在卷积网络中的后面部分也就是全连接网络部分，我们可以将这部分修改为卷积网络，如下图所示：

转换之后，我们接下来看一看如何用卷积的形式实现滑动窗口目标检测，试想一下我们的卷积池化等操作也是对图像中某一窗口进行线性组合的过程，而刚开始我们所说的滑动窗口目标检测算法也是窗口进行移动的过程。我们这里已经训练好了一个神经网络，接下来我们需要对原图像进行滑动窗口目标检测，使用的检测模型就是我们刚刚训练好的那个卷积神经网络，这里我们就可以直接对原图像进行模型中的卷积及池化操作，那么输出的最终结果的每一个部分都对应着对原图像某一个窗口（窗口大小为训练的卷积神经网络的输入图像的大小）进行的目标检测。具体操作如下所示：

我们可以对比一下这两个方法，第一种是训练完一个汽车识别卷积神经网络之后，使用类似于剪裁的形式（滑动窗口的形式）对每一个窗口进行识别；而第二种方式则是直接对测试图像进行汽车识别卷积网络中的卷积池化等操作，最终结果的每一个部分都对应着原图像的某一个窗口大小（汽车识别卷积网络的输入图像大小）进行识别的最终结果。简化了整个操作过程。这个方法仍然存在一个缺点：窗口边框的定位并不精确。

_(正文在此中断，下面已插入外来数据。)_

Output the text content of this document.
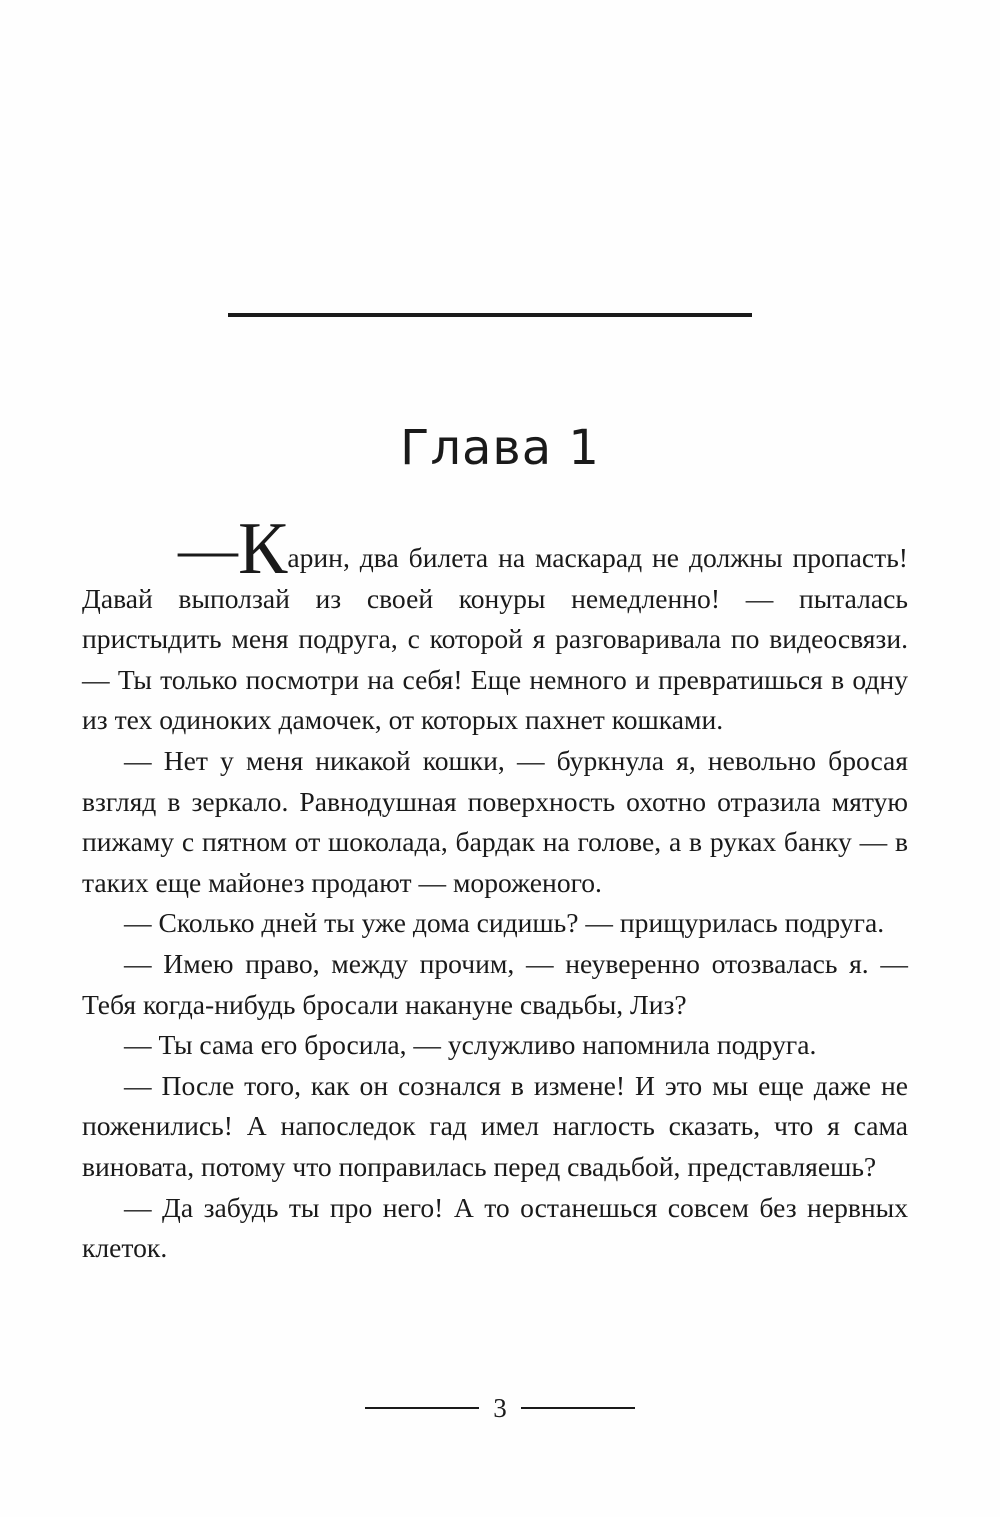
Глава 1

—Карин, два билета на маскарад не должны пропасть! Давай выползай из своей конуры немедленно! — пыталась пристыдить меня подруга, с которой я разговаривала по видеосвязи. — Ты только посмотри на себя! Еще немного и превратишься в одну из тех одиноких дамочек, от которых пахнет кошками.

— Нет у меня никакой кошки, — буркнула я, невольно бросая взгляд в зеркало. Равнодушная поверхность охотно отразила мятую пижаму с пятном от шоколада, бардак на голове, а в руках банку — в таких еще майонез продают — мороженого.

— Сколько дней ты уже дома сидишь? — прищурилась подруга.

— Имею право, между прочим, — неуверенно отозвалась я. — Тебя когда-нибудь бросали накануне свадьбы, Лиз?

— Ты сама его бросила, — услужливо напомнила подруга.

— После того, как он сознался в измене! И это мы еще даже не поженились! А напоследок гад имел наглость сказать, что я сама виновата, потому что поправилась перед свадьбой, представляешь?

— Да забудь ты про него! А то останешься совсем без нервных клеток.

3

3.3 YOLO（You Only Look Once）算法

3.3.1 边界框预测

YOLO（You Only Look Once）算法是一个比较好的能够精确输出边界框的算法。

这个算法跟我们之前讲的基于卷积的滑动窗口目标检测算法非常类似，不同之处在于，图像在进行检测时，获得的目标的具体位置，会计算出一个中心的位置，再根据中心点的位置将它分配到包含该中心点的网格中，所以对于每一个目标物，即使它跨越了多个网格，它也只会被分配到众多网格中的一个当中去。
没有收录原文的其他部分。